In the battle for their dying son Archie, the twelve-year-old boy’s parents suffered another defeat in England. The appeals court in London on Friday evening rejected a request from the family to transfer the terminally ill Archie from a hospital to a hospice. The devices currently keeping the boy alive will soon be shut down.
The Court of Appeal thus confirmed an earlier decision by the British Supreme Court: It was in Archie’s interest that life support measures be discontinued in the hospital rather than in another setting, the judge there said in her reasoning. After the further defeat in the evening, the family immediately announced that they would contact the European Court of Human Rights (ECtHR) again. The Christian Concern organization, which supports Archie’s parents, said it wanted to have the ruling of the Supreme Court in Strasbourg reviewed.
In coma since April
Archie has been in a coma since April. He suffered serious brain injuries in an accident at home in Southend-on-Sea, believed to be during an internet game. The treating doctors see no chance of recovery. The UK’s highest court had backed the doctors’ decision to let Archie die. A final appeal by the parents to the ECtHR in Strasbourg was unsuccessful in this case.

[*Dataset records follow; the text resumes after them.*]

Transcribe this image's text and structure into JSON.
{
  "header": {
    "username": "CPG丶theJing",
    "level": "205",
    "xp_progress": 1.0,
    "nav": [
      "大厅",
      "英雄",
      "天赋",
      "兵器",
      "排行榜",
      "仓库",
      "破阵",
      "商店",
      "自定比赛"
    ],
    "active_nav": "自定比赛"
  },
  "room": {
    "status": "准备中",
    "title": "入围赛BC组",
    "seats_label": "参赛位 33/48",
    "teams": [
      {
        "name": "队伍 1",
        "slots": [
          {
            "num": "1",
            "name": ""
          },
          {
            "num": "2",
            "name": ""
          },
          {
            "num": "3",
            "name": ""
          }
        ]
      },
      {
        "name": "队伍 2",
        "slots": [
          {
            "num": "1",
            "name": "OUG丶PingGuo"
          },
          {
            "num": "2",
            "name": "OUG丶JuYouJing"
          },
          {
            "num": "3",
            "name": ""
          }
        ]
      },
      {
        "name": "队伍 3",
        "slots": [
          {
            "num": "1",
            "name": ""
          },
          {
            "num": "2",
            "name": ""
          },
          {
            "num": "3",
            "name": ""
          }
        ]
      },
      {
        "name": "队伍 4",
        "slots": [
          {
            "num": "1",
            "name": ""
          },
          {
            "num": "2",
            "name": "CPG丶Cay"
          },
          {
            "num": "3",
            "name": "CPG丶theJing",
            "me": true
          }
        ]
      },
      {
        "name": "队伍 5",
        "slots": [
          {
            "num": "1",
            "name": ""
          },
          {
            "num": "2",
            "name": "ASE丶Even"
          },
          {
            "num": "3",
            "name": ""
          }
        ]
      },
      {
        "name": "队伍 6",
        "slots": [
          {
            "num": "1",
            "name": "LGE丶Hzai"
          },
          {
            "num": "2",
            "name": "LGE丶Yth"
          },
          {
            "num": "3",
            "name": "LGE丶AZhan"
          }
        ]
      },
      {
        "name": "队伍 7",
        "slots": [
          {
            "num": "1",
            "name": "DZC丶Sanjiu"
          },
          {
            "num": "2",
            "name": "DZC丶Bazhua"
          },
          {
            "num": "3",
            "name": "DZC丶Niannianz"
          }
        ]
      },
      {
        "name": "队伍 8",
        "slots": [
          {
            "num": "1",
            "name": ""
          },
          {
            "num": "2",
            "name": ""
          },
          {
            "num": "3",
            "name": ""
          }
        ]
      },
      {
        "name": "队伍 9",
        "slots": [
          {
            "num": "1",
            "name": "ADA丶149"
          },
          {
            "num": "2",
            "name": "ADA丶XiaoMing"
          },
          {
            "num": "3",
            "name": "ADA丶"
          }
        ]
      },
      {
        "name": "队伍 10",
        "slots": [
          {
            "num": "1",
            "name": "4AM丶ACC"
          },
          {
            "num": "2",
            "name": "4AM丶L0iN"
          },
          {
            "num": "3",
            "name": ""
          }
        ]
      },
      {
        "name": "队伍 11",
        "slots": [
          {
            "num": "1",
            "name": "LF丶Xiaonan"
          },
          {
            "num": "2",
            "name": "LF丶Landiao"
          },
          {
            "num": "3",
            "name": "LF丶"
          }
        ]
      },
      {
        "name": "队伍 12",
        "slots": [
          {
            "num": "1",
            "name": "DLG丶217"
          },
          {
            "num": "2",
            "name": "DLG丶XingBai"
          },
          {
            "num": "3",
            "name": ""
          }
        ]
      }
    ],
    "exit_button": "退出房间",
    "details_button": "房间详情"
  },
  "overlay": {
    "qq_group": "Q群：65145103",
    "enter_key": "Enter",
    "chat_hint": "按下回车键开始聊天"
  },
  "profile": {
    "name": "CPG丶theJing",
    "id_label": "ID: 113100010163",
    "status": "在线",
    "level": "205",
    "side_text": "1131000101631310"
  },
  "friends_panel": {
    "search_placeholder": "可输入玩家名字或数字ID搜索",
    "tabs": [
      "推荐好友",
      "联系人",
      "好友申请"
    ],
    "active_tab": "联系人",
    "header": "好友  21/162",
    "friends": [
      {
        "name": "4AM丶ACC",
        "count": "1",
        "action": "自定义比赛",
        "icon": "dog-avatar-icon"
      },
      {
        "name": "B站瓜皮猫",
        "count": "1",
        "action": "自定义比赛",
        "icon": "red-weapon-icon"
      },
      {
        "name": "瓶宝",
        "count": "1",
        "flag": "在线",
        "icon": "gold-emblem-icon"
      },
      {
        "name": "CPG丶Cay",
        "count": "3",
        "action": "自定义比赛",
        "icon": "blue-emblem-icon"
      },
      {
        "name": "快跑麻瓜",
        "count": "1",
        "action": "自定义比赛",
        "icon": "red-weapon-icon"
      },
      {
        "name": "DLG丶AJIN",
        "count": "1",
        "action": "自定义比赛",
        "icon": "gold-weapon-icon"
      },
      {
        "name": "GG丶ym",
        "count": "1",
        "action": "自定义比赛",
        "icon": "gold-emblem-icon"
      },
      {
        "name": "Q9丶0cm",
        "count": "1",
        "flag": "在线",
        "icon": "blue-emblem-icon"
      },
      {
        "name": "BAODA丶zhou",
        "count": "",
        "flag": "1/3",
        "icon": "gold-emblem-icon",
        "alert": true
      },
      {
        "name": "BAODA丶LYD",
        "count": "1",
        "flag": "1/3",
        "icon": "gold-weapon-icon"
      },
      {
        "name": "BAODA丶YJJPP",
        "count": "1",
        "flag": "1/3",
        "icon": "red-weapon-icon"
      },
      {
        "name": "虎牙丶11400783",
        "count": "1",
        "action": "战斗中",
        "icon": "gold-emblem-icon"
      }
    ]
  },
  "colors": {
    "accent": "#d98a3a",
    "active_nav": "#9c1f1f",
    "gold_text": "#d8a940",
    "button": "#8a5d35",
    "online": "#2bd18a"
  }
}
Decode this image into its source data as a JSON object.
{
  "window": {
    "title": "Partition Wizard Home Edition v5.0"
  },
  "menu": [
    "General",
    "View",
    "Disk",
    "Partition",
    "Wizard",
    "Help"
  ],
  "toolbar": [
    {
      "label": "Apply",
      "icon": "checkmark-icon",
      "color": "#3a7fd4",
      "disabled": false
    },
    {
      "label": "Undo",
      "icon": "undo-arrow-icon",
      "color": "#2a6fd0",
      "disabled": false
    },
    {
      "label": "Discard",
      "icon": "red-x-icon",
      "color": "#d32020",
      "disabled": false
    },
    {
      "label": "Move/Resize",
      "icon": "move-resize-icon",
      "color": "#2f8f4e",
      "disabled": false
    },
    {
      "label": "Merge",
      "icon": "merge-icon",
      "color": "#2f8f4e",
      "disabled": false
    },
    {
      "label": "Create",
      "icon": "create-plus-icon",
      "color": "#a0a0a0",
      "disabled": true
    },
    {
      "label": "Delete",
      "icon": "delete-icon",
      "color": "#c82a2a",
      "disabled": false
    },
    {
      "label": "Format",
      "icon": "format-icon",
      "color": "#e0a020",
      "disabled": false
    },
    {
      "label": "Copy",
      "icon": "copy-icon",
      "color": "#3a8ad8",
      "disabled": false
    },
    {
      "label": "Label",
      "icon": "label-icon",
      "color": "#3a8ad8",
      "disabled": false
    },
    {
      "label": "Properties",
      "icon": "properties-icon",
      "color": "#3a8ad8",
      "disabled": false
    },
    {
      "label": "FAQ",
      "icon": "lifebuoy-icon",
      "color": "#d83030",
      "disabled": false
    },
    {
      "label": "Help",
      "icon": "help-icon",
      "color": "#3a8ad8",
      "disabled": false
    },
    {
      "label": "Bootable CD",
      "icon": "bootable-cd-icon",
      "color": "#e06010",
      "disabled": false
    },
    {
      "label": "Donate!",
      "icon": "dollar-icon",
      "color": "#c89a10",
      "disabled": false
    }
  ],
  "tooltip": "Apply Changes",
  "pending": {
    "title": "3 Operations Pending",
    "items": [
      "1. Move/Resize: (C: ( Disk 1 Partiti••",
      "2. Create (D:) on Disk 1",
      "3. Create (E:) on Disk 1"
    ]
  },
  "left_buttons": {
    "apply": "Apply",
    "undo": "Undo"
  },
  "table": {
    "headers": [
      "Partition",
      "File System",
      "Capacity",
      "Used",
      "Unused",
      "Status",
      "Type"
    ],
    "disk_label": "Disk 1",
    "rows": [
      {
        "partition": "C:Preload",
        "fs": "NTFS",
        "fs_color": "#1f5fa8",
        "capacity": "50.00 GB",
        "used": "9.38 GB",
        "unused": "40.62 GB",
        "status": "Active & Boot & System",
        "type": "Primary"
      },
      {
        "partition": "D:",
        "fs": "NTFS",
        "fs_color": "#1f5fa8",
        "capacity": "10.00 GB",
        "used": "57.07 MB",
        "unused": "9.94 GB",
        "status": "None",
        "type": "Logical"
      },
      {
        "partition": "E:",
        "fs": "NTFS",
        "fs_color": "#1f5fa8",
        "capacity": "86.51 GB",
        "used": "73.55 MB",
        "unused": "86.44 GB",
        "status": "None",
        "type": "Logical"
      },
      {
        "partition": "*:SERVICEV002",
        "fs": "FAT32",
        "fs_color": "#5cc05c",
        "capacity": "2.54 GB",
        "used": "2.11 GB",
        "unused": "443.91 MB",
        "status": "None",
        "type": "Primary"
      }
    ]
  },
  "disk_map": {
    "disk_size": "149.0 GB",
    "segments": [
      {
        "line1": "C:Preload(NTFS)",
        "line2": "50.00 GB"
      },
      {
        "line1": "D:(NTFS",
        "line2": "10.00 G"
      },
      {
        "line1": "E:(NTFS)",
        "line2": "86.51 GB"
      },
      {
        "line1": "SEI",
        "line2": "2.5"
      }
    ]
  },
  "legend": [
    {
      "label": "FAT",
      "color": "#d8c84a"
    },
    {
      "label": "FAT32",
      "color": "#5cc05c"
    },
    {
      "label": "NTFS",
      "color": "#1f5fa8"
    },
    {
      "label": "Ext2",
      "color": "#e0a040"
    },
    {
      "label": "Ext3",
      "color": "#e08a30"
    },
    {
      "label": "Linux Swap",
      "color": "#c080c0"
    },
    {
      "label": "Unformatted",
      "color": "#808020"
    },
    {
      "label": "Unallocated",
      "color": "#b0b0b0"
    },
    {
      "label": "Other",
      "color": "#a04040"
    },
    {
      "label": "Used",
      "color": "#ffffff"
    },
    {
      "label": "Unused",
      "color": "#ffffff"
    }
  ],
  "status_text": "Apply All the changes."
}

Archie’s parents then attempted to transfer their son to a hospice so Archie could spend his last hours in a quieter, more peaceful environment. However, the hospital declined: “Archie is in such an unstable condition that there is significant risk even if he is turned in his hospital bed, which should be done as part of his ongoing care,” the hospital operator said. Therefore, if he was transferred by ambulance to a completely different area, his condition would most likely deteriorate rapidly.
“Fight to the Bitter End”
The London clinic had already announced several times that the measures would be halted, but these were repeatedly postponed due to the protracted legal dispute over Archie’s fate. In their “fight to the bitter end,” the twelve-year-old’s family is assisted by the conservative Christian Concern organization, which provides legal assistance in selected cases. She is controversial for speaking out against the recognition of homosexuality and transsexuality.
The legal wrangling in the Archie case was even a problem in the Vatican. An opinion piece appeared on the official Vatican platform “Vatican News” advocating the shutdown of the devices in the Archie case. A society must protect life – as well as the weak and fragile – it says.